State prosecutors have postponed Greene's obscenity trial – he was charged last November – removing what could have been a grave distraction for his campaign. He also has a lucky escape when the State Law Enforcement Division cleared him this month of financial wrongdoing in connection with the $10,440 he had to fork over simply to file his candidacy for the senate seat. Questions of malfeasance were raised because last November, when the obscenity charges surfaced, Greene signed an affidavit of indigency qualifying him for a public defender. But investigators found nothing to disprove his claim that he had taken the money from savings accumulated from military pay.

It is a difficult dilemma for the state Democratic Party which worries not only that the Greene candidacy will give DeMint, the darling of the Tea Party movement in the Senate, a free pass to continue his conservative reign from South Carolina for another six years, but also undermine the chances of all the other candidates on the party line in November, including those for state governor and for seats in the US House of Representatives. "The politically expedient thing would be to distance ourselves [from Greene]," Bakari Sellers, a Democrat State legislator, recently posited. "But we're dealing with a human being. We don't want to end up with an individual that's scarred for life."

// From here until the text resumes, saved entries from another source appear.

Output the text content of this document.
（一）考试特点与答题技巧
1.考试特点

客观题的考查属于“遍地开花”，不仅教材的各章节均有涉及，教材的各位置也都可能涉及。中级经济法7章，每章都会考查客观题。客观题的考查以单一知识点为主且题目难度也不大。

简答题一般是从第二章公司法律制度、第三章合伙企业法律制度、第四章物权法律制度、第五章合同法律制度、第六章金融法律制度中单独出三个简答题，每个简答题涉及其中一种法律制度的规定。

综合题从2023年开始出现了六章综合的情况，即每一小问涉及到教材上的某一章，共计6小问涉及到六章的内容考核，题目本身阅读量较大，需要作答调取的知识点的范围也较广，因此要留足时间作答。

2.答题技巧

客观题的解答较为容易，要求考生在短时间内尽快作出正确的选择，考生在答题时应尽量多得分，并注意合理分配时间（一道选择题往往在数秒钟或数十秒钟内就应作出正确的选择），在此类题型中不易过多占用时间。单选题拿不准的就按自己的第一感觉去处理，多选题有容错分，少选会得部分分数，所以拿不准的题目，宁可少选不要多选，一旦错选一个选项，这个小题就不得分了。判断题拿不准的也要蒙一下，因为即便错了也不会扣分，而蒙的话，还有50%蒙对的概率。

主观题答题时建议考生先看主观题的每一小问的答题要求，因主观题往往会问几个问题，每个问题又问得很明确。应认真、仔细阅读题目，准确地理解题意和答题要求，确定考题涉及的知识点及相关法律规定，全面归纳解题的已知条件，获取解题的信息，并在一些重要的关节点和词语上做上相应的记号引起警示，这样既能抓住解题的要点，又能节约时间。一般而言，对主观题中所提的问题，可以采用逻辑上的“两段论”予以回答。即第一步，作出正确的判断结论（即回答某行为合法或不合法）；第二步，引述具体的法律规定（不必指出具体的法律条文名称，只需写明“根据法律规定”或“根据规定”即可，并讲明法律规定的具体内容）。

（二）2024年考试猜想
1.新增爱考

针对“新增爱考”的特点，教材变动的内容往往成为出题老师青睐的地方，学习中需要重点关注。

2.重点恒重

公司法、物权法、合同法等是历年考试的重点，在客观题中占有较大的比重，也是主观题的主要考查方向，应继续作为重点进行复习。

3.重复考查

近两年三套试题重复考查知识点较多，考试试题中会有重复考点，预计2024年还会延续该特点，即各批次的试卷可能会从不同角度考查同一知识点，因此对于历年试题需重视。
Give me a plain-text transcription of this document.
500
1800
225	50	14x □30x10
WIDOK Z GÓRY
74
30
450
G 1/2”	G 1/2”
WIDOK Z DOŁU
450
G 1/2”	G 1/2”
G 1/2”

All of which leaves Greene to declare full steam ahead with his campaign. "I'm the best candidate in the United States Senate race here in South Carolina," he boldly asserts on stage. Never mind that his campaign headquarters is his dad's home, that he has $1,000 available for his campaign against the $3.5m stashed in DeMint's campaign coffers, or that his own party seems unwilling to give him any help even if there has been some word of loaning him a political handler or two.

We could not get to the end of the proceedings without someone evoking David versus Goliath. Just the slimmest prospect of him toppling DeMint will guarantee that this race will be watched as closely as any other in the land. And if not a political miracle, there will instead be a human tragedy to witness.

Judging by his performance at the school here, Greene is doomed to the latter. Or so says Ms Ward, whose mind, she insists, had still been open on her arrival. "Pitiful, really, wasn't it?"